To książka o nazwe ''Siła'', wyłapałam ostatni egzemplarz bodajże w Inmedio w kauflandzie. A to dziwne bo książka
była wydana w 2012 roku, to przeznaczenie. ;p W każdym bądź razie, zaczynam bardziej doceniać moje życie
i skupiać się na jego pozytywnych aspektach.
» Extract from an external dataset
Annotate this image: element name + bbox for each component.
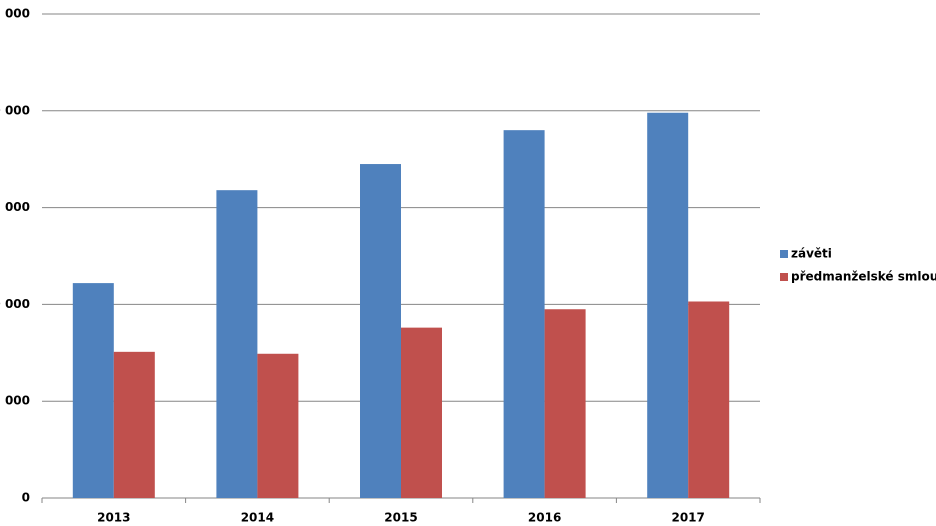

Dzisiaj dostałam od mamy dwa lakiery, bo akurat była w sklepie i się jej
spodobały. xD Chyba niedługo zmienię kolor paznokci z niebieskiego na taki błyszczący kremowy albo jasny róż.
Dokładnie to na nr 345 Peach smoothie albo nr 300 cotton candy z Revlona, ale to jeszcze nie wiem.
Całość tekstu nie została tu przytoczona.